Snapchat will let users share real-time location with friends

  • Snapchat announced they will introduce real-time location sharing on the app, in partnership with the Its On US programme.
  • This feature is meant to be used as ‘temporary buddy system’ for friends and family when they are travelling.
  • Users can choose to enable the feature for a selected mutual friend for 15 minutes or a few hours – the feature is off by default and can’t be enabled for all friends.
  • You can read the full story on The Verge’s website.

Nine tech firms under investigation for endangering children online

  • Nine firms are under investigation by the Information Commissioner Office (ICO) for breaches of the Children’s Code after complaints from the charity 5Rights.
  • The firms contacted include Instagram, Apple, Google and Omegle.
  • The investigation is focused on the potentially “poor compliance with privacy requirements” which have posed “a high risk to children”.
  • You can read the full story on the Telegraph’s website.

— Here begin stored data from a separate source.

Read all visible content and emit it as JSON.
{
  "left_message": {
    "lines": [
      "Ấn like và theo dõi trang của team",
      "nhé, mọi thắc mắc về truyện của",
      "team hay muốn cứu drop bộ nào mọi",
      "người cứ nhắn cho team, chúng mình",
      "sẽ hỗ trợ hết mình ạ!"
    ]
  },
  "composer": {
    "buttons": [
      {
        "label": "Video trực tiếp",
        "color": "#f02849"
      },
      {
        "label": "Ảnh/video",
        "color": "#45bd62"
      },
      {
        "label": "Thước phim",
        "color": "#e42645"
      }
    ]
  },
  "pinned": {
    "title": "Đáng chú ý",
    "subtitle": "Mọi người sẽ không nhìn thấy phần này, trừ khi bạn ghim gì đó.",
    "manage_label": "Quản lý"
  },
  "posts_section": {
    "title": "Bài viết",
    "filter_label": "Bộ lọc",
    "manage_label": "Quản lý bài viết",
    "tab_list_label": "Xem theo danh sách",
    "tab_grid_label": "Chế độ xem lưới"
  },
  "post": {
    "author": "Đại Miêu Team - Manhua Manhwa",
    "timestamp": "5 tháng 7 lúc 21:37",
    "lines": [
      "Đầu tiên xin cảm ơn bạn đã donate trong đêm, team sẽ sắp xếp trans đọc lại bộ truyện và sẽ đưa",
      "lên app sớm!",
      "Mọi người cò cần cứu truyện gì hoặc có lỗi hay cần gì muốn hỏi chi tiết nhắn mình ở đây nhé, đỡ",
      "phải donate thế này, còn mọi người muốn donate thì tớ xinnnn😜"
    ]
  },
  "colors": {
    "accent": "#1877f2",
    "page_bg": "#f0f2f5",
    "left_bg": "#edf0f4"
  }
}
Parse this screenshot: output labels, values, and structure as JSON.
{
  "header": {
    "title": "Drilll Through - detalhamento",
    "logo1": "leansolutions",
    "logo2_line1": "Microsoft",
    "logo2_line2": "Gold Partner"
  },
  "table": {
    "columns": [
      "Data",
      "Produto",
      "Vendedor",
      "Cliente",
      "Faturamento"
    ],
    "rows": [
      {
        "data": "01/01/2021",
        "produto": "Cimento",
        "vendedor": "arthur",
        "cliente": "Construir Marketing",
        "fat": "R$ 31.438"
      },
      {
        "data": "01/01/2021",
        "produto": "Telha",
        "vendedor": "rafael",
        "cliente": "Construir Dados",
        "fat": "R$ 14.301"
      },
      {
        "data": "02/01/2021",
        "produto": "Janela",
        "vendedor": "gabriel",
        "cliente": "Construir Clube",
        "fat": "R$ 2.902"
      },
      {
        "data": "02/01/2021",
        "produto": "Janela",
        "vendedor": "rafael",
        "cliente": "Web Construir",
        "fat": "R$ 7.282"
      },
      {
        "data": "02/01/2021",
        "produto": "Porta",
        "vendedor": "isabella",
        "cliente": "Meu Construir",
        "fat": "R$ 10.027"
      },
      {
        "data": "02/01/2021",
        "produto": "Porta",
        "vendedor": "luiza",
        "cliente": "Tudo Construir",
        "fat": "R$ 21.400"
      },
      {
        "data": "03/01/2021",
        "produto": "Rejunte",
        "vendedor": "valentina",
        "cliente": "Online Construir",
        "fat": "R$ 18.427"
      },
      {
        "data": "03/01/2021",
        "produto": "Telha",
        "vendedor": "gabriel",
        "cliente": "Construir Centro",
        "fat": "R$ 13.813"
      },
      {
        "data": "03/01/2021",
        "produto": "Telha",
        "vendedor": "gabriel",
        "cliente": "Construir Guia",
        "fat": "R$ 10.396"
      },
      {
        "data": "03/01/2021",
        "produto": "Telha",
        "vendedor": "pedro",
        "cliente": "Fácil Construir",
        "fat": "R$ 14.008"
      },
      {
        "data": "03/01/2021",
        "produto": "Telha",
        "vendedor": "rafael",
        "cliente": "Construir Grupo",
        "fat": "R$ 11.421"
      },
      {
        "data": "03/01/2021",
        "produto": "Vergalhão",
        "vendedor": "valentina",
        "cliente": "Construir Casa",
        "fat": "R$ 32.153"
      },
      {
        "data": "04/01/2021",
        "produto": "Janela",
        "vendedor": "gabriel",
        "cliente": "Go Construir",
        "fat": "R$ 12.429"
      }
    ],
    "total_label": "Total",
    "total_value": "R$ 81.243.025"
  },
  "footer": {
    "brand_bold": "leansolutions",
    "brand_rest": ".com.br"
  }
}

Alcohol addiction treatment cuts and increase in parents’ heavy drinking

 

  • An all-party parliamentary group has found that heavy drinking has increased during the COVID-19 pandemic despite funding cuts and less referrals to addiction services.
  • An estimated 2.6 million children in the UK are living with at least one parent that drinks too much.
  • Around 65% of drug and alcohol services had their funding cut or not increased and 57% of councils don’t have a strategy to support children of alcoholics.
  • You can read the full story on the Sky News

Ministers to reject making misogyny a hate crime in England and Wales

  • Ministers will reject making misogyny a crime in England and Wales in response to calls for an extension for hate crimes to cover misogyny.
  • Its rejection is based on recommendation that the extension would prove “more harmful than helpful” to victims of violence against women and girls.
  • The government is also “carefully considering” a new offence of street harassment that would criminalise verbal abuse of women and girls, pestering and persistent catcalling.